MCU is also known as the Mitochondrial Calcium Uniporter (MCU) gene, and it is located on chromosome 16. It is a single gene that encodes a protein that is expressed in the cytosol and the mitochondrial matrix. The MCU protein is composed of 1,942 amino acids and has a calculated molecular mass of 21.9 kDa.

MCU is involved in many different cellular processes, including the regulation of mitochondrial fusion, the maintenance of mitochondrial quality, and the regulation of cellular signaling pathways. It is also involved in the regulation of calcium homeostasis, as it is responsible for the efficient transfer of calcium ions from the cytosol to the mitochondrial matrix.

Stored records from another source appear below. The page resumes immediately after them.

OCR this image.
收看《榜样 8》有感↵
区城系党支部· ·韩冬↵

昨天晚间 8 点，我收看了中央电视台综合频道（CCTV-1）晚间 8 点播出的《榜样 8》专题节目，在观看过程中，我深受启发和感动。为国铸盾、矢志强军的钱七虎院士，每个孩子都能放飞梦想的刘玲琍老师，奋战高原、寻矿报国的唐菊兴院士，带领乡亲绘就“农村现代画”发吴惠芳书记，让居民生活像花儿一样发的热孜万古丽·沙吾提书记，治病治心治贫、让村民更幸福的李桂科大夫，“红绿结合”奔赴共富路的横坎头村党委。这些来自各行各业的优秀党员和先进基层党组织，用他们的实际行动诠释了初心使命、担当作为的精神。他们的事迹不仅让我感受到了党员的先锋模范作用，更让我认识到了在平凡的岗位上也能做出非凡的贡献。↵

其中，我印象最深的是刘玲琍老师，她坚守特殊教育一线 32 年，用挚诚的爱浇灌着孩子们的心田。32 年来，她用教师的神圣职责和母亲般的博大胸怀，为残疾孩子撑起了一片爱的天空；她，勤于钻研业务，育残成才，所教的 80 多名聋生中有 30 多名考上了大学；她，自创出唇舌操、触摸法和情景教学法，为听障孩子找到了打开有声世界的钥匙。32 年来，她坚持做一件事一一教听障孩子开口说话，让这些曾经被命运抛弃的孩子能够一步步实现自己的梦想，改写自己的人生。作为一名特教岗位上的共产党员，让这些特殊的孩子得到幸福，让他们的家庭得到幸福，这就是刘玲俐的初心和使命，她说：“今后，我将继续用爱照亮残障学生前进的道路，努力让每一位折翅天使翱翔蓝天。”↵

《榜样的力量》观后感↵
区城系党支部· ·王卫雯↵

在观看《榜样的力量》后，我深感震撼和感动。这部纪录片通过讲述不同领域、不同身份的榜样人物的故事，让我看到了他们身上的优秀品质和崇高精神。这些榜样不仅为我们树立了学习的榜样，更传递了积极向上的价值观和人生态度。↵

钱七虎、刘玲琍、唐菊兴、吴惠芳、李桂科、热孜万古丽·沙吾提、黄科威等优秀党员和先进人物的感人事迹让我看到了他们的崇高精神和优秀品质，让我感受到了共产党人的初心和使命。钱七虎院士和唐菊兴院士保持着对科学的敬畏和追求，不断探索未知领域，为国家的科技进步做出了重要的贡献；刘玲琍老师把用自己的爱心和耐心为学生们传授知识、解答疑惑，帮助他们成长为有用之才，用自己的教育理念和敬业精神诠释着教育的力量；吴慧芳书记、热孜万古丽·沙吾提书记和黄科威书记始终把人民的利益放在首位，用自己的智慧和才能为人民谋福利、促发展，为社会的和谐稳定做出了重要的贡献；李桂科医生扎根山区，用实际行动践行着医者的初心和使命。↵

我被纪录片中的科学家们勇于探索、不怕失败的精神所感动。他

MCU is a potential drug target, as it is involved in many different cellular processes that can be modulated by drugs. For example, inhibitors of ATP or PKA have been shown to be effective in modulating the activity of MCU. Additionally, drugs that can modulate the levels of calcium ions in the cytosol have also been shown to have activity against MCU.

MCU is also a potential biomarker, as its activity can be modulated by a variety of different factors, including ATP, PKA, and CRE. For example, the activity of MCU can be modulated by the levels of calcium ions in the cytosol, which can be manipulated by drugs or other factors. Additionally, the levels of MCU can be regulated by the levels of ATP and PKA, which can be used as targets for drugs.

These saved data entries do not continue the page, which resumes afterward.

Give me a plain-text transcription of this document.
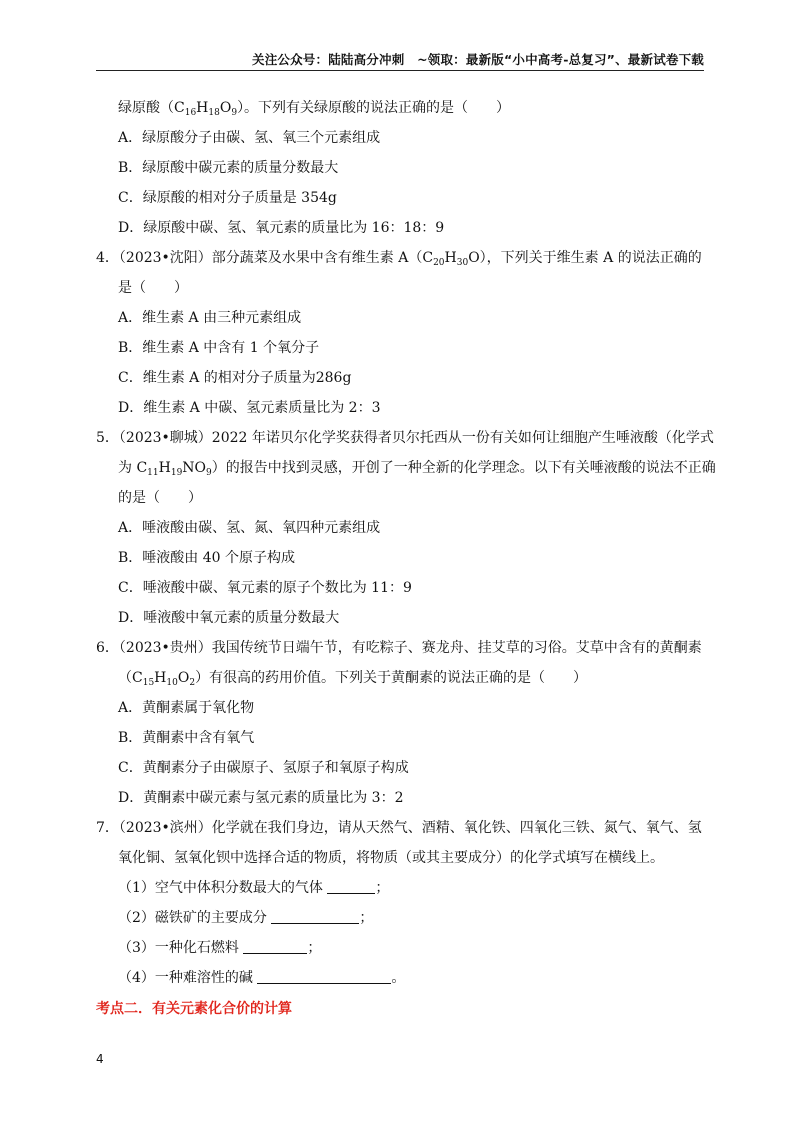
关注公众号：陆陆高分冲刺　~领取：最新版“小中高考-总复习”、最新试卷下载
绿原酸$(C_{16}H_{18}O_9)$。下列有关绿原酸的说法正确的是（　　）
A．绿原酸分子由碳、氢、氧三个元素组成
B．绿原酸中碳元素的质量分数最大
C．绿原酸的相对分子质量是 354g
D．绿原酸中碳、氢、氧元素的质量比为 16：18：9
4．（2023•沈阳）部分蔬菜及水果中含有维生素 $A(C_{20}H_{30}O)$，下列关于维生素 A 的说法正确的
是（　　）
A．维生素 A 由三种元素组成
B．维生素 A 中含有 1 个氧分子
C．维生素 A 的相对分子质量为286g
D．维生素 A 中碳、氢元素质量比为 2：3
5．（2023•聊城）2022 年诺贝尔化学奖获得者贝尔托西从一份有关如何让细胞产生唾液酸（化学式
为 $C_{11}H_{19}NO_9$）的报告中找到灵感，开创了一种全新的化学理念。以下有关唾液酸的说法不正确
的是（　　）
A．唾液酸由碳、氢、氮、氧四种元素组成
B．唾液酸由 40 个原子构成
C．唾液酸中碳、氧元素的原子个数比为 11：9
D．唾液酸中氧元素的质量分数最大
6．（2023•贵州）我国传统节日端午节，有吃粽子、赛龙舟、挂艾草的习俗。艾草中含有的黄酮素
$(C_{15}H_{10}O_2)$有很高的药用价值。下列关于黄酮素的说法正确的是（　　）
A．黄酮素属于氧化物
B．黄酮素中含有氧气
C．黄酮素分子由碳原子、氢原子和氧原子构成
D．黄酮素中碳元素与氢元素的质量比为 3：2
7．（2023•滨州）化学就在我们身边，请从天然气、酒精、氧化铁、四氧化三铁、氮气、氧气、氢
氧化铜、氢氧化钡中选择合适的物质，将物质（或其主要成分）的化学式填写在横线上。
（1）空气中体积分数最大的气体	；
（2）磁铁矿的主要成分	；
（3）一种化石燃料	；
（4）一种难溶性的碱	。
考点二．有关元素化合价的计算
4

In conclusion, MCU is a protein that plays a crucial role in the regulation of mitochondrial function and calcium homeostasis. It is a transmembrane protein that is involved in the transfer of calcium ions from the cytosol to the mitochondrial matrix. MCU is regulated by several different factors, including ATP, PKA, and CRE, and it is also involved in the regulation of many different cellular processes. Additionally, MCU is a potential drug target and biomarker, and its activity can be modulated by a variety of different factors. Further research is needed to fully understand the role of MCU in cellular processes and its potential as a drug target and biomarker.

Protein Name: Mitochondrial Calcium Uniporter

Functions: Mitochondrial inner membrane calcium uniporter that mediates calcium uptake into mitochondria (PubMed:21685888, PubMed:21685886, PubMed:23101630, PubMed:22904319, PubMed:23178883, PubMed:22829870, PubMed:22822213, PubMed:24332854, PubMed:23755363, PubMed:26341627). Constitutes the pore-forming and calcium-conducting subunit of the uniporter complex (uniplex) (PubMed:23755363). Activity is regulated by MICU1 and MICU2. At low Ca(2+) levels MCU activity is down-regulated by MICU1 and MICU2; at higher Ca(2+) levels MICU1 increases MCU activity (PubMed:24560927, PubMed:26903221). Mitochondrial calcium homeostasis plays key roles in cellular physiology and regulates cell bioenergetics, cytoplasmic calcium signals and activation of cell death pathways. Involved in buffering the amplitude of systolic calcium rises in cardiomyocytes (PubMed:22822213). While dispensable for baseline homeostatic cardiac function, acts as a key regulator of short-term mitochondrial calcium loading underlying a 'fight-or-flight' response during acute stress: acts by mediating a rapid increase of mitochondrial calcium in pacemaker cells (PubMed:25603276). participates in mitochondrial permeability transition during ischemia-reperfusion injury (By similarity). Regulates glucose-dependent insulin secretion in pancreatic beta-cells by regulating mitochondrial calcium uptake (PubMed:22904319, PubMed:22829870). Mitochondrial calcium uptake in skeletal muscle cells is involved in muscle size in adults (By similarity). Regulates synaptic vesicle endocytosis kinetics in central nerve terminal (By similarity). Involved in antigen processing and presentation (By similarity)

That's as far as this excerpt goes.